This has taken me a long time to write, to play with the metaphor, and grasp with the reasons behind writing this way - martially. I don't really have any answers, but that it came out in this form.
Now this is not the end.
It is not even the beginning of the end.
But it is, perhaps, the end of the beginning.
collateral damage: any damage incidental to an activity
It is hard to compute how a bunch of rogue cells deep in a body can wreak such havoc on so many lives, and with almost military precision, which is to say with none at all - given the military debacles we know from civilizations past and present, and on the front page. Military terminology seems de riguer when dealing with cancer and its survivors, and the "collateral damage" it leaves in its wake, almost immediately after the word falls off the tongue.
Cancer is a war zone. So far as I can tell for me, there are incendiary devices still mid way through their trajectories - the chemo has not yet landed. Not even the beginning of the end. An Unexploded Incendiary Device. But is the chemo the bomb or is that the first blast through the war to recovery? Hmmm.
We have all seem to have absorbed an imagined piece of slo-mo footage of its impending arrival etched into our subconscious.
But even before chemo, in so many ways the war is here, among us, already, and we walk among in its noxious and invisible gases. Fear. Despair. Difficulty Breathing. Nausea. Pain.
After 8 long tortured weeks of this course, nothing, really, has been done. Well, to the outside world.
Phase 1: Battle Plan. Recce. Locate and identify tumours. Success! Plan attack, set stage for attack and arriere garde, as required. Food stuffs, the circling of wagons, the haircut, the websites, the gifts, the phone calls, the guilt, the what-ifs. Collateral damage: denial, pain and stress, and apathy, and anger.
Phase 2: Attack. Bombarb. And as the citizens watch as the chemo bomb approaches- we find we all WANT it to hit hard and fast and with precision - hard to find another metaphor for the level of precision we need here. Collateral damage: FEAR, worry, phantom pains and projections of the ghosts we might become from this.
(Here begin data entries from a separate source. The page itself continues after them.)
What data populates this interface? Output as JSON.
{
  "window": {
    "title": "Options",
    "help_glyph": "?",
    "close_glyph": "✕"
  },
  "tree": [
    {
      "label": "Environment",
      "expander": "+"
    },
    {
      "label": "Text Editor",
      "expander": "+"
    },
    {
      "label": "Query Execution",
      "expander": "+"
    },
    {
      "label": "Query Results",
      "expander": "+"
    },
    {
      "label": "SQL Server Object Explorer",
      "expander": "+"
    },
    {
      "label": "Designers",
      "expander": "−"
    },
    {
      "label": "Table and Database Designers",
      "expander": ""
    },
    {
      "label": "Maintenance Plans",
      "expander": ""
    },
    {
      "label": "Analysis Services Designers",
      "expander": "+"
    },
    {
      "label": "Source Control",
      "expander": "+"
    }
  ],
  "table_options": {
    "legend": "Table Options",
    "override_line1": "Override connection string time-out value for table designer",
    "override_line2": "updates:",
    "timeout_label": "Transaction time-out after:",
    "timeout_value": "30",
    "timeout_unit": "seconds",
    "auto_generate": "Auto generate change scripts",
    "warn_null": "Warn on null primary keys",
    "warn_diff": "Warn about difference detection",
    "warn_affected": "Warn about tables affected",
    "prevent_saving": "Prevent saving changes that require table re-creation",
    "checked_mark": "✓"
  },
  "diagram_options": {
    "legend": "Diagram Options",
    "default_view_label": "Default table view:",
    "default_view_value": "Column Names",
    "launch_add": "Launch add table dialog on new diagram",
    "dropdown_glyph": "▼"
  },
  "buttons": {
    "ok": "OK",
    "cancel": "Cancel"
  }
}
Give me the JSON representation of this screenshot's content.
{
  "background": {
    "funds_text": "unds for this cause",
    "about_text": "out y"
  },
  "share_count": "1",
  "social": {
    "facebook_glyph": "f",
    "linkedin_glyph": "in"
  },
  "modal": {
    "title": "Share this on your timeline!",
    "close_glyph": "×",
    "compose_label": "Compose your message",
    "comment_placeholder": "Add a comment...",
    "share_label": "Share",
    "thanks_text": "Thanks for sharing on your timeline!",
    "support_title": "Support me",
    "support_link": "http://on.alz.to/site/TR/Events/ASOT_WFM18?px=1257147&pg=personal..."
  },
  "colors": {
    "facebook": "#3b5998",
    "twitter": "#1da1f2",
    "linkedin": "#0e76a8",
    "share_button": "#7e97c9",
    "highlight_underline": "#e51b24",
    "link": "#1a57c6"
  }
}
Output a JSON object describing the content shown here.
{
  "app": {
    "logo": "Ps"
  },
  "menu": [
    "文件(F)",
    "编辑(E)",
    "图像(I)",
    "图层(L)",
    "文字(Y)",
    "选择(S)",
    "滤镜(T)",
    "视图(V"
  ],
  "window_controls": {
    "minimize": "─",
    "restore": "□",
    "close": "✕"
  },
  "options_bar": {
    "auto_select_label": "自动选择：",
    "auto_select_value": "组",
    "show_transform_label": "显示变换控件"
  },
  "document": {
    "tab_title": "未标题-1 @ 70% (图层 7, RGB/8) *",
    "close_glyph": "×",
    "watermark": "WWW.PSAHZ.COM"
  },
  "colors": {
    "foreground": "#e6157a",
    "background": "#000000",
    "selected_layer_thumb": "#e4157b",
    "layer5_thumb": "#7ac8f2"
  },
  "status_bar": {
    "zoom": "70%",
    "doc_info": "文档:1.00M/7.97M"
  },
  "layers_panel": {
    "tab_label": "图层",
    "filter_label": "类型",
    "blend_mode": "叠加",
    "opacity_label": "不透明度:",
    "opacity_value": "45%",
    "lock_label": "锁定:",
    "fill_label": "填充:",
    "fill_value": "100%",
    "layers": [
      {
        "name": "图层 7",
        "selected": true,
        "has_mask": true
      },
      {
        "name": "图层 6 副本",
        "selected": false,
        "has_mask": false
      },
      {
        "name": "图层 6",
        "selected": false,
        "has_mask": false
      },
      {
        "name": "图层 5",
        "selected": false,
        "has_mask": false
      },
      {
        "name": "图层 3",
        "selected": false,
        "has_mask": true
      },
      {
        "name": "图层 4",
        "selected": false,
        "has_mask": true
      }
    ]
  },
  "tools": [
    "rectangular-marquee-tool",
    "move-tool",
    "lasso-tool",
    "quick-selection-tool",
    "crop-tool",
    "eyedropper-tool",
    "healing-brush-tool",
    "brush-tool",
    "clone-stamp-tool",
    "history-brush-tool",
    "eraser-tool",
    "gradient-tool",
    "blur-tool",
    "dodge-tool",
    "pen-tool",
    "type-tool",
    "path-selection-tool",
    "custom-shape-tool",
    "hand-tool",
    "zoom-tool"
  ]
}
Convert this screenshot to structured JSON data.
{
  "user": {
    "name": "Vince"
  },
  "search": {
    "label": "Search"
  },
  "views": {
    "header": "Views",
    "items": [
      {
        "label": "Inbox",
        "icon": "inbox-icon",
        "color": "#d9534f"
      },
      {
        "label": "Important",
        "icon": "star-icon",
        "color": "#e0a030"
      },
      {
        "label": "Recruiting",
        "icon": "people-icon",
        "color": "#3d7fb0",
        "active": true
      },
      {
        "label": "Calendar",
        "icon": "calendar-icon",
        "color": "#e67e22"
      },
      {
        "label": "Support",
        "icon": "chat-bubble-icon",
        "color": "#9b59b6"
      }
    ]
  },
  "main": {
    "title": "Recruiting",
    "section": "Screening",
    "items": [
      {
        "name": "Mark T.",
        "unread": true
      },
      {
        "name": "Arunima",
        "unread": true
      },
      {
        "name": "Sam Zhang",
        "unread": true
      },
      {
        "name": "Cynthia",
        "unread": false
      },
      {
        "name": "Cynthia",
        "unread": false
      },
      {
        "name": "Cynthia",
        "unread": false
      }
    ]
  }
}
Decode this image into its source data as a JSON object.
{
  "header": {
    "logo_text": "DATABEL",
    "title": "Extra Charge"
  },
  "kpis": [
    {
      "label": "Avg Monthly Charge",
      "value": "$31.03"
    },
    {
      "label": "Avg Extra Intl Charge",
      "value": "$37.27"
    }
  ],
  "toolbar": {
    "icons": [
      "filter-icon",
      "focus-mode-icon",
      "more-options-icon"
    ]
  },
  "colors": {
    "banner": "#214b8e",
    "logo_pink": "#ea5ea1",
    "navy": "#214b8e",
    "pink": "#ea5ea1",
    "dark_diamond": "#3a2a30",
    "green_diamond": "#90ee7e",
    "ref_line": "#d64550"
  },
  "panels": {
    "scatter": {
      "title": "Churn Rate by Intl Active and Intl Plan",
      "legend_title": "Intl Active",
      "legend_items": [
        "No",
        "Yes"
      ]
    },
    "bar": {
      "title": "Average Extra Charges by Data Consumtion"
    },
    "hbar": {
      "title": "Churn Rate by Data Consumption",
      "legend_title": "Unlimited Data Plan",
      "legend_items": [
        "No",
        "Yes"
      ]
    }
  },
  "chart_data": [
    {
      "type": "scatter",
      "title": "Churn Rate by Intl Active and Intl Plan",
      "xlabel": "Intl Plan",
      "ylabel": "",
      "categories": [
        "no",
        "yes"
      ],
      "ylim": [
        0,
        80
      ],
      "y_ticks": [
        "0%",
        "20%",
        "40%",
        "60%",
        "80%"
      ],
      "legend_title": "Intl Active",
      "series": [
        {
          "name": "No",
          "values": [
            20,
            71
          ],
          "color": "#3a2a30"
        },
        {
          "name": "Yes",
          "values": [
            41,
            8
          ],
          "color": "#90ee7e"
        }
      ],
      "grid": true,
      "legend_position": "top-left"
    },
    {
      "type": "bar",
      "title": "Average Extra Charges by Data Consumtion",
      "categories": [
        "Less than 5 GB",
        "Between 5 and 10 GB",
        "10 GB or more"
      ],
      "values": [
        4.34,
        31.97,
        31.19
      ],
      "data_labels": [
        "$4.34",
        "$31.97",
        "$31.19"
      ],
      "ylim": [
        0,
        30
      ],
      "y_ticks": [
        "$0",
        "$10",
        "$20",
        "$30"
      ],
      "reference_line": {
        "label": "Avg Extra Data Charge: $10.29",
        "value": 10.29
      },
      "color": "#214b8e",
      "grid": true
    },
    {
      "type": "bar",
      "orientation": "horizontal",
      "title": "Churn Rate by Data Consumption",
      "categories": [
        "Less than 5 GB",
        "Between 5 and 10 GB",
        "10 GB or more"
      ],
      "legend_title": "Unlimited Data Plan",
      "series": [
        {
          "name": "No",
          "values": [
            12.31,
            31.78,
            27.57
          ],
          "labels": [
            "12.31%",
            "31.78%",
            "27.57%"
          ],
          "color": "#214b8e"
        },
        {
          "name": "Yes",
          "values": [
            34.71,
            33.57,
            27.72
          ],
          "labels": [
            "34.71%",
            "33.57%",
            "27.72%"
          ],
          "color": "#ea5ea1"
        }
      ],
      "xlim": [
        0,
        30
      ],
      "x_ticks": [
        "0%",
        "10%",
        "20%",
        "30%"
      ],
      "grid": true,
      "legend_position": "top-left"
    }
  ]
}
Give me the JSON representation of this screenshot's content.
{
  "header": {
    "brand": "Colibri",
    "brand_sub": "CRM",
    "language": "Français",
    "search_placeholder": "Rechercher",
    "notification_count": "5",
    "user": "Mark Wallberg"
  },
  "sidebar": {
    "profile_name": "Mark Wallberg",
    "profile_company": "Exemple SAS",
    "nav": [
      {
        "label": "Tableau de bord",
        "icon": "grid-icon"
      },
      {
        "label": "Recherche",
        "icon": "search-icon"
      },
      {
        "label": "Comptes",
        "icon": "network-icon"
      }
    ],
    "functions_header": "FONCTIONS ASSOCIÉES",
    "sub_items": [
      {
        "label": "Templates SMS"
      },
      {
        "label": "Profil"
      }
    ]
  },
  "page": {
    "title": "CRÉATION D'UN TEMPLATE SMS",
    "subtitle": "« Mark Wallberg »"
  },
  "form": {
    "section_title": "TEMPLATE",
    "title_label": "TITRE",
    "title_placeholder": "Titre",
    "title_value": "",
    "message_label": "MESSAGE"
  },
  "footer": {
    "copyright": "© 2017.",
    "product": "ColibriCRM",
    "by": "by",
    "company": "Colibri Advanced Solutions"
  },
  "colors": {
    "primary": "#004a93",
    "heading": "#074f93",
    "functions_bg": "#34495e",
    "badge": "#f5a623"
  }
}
Vignettes: smallest child reading up on ghosts, in case mummy becomes one, so she knows where mummy will live and who here friends will be; small child with phantom pains in legs, arms - requiring splint to keep the body all together, metaphorically; larger small child with headaches, and keening wails, a desire to throw rocks at people -Adults call that anger; reversion from all small children to go hiding in boxes, cover up. Adults call it denial.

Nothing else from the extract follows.